Friday, 31 August 2012
Newgrange book can now be pre-ordered from Liffey Press
I am delighted to report that you can now pre-order 'Newgrange - Monument to Immortality' from The Liffey Press. The text of the book was completed a couple of weeks ago and I will shortly deliver the photos. All going well, the book will be published in mid October and will be launched around that time.

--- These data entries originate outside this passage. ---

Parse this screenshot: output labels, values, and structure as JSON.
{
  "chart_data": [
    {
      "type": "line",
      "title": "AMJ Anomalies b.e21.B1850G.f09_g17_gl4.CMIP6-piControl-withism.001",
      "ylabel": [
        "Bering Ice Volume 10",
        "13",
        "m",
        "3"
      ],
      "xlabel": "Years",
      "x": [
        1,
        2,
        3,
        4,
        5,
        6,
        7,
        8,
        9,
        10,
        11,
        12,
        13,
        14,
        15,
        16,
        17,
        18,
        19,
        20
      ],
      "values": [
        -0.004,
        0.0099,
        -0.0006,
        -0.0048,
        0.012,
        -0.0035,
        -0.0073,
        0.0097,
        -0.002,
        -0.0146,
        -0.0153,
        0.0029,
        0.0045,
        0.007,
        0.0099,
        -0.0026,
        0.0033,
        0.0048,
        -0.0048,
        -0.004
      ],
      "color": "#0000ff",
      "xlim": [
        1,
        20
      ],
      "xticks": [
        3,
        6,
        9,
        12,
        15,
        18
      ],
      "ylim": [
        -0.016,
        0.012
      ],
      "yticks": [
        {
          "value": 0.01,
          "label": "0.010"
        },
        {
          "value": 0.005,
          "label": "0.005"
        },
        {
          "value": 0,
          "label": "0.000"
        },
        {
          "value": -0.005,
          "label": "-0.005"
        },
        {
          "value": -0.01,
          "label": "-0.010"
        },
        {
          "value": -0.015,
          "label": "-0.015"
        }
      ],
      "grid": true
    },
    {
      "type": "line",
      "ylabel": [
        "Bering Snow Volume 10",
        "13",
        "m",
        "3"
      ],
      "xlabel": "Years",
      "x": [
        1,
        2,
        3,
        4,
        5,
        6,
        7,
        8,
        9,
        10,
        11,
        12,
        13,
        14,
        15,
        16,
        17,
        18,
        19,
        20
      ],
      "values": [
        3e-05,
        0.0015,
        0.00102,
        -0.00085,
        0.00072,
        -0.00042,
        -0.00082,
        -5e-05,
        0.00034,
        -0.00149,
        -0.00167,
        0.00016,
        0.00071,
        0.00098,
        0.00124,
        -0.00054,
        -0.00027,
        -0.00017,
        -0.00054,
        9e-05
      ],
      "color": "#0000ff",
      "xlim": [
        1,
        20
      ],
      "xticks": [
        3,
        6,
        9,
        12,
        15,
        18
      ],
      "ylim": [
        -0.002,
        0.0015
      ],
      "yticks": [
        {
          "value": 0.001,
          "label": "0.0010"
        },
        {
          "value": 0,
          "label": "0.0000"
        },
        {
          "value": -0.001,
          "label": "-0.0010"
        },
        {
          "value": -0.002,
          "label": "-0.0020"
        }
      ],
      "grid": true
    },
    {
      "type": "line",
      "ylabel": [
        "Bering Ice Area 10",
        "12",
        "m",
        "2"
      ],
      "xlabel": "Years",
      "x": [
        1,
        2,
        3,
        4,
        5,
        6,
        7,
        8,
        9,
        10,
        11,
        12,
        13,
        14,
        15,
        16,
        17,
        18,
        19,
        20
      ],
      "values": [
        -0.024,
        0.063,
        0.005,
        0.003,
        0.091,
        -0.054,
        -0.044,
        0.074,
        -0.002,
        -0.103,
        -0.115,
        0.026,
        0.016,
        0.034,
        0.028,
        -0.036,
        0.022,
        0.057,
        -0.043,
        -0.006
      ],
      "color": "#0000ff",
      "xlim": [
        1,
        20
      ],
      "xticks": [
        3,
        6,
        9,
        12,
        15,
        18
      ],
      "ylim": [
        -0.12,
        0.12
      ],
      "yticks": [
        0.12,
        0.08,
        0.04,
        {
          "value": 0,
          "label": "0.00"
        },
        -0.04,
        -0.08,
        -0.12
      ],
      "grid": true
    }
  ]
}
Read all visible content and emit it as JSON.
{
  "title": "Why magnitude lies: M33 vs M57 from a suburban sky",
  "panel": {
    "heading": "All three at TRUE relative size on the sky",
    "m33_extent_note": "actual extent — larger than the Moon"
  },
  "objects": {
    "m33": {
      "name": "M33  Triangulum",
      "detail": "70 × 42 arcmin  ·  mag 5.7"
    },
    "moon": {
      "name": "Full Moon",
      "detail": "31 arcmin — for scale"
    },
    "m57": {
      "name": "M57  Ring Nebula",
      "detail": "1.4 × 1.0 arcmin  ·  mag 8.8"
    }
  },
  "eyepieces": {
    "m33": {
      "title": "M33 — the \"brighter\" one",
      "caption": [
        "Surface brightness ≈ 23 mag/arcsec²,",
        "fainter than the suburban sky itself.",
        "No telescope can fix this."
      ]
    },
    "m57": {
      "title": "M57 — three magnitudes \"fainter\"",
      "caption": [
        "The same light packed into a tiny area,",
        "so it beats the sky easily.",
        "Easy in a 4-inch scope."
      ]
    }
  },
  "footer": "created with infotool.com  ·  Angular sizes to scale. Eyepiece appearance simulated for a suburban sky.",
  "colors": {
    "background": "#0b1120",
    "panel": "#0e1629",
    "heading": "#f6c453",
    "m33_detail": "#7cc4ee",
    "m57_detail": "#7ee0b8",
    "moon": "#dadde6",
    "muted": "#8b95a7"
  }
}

This has been in some ways a very personal and philosophical journey for me. This is not a history of Newgrange necessarily. It does cover a lot of the archaeology and the history of exploration of Newgrange, but it is a much broader work in the sense that it looks at spirituality and maybe the reasons why we are so fascinated by ancient sites such as Newgrange. Here is the blurb from the Liffey Press website which sums it up nicely:
Many people who visit the ancient and magnificent Newgrange monument in the Boyne Valley are driven by some deep longing to connect with their most distant roots. The giant 5,000-year-old megalithic construction evokes awe and wonderment, and a keen sense of melancholy for the community of people who created and fashioned it from stone and earth in the remote past, a people now lost to time. For the past two centuries, archaeologists, antiquarians, writers and researchers have been probing Newgrange in the hope of revealing something about its purpose, and something about the mysterious people of the New Stone Age who created giant structures using primitive technology. What has become clear from these investigations is that Newgrange is a uniquely special place, and that its construction was carried out not by a grizzly mob of grunting barbarians, but rather by an advanced agrarian community who had developed keen skills in the sciences of astronomy, engineering and architecture. In Newgrange: Monument to Immortality, writer and researcher Anthony Murphy goes deep into the mind and soul of his neolithic ancestors to attempt to draw forth some answers to these questions. In a deeply moving, poetic and philosophical exploration, he looks beyond the archaeology and the astronomy to reveal a much more profound and sacred vision of the very spirit of the people who were driven to such marvellous and wondrous efforts.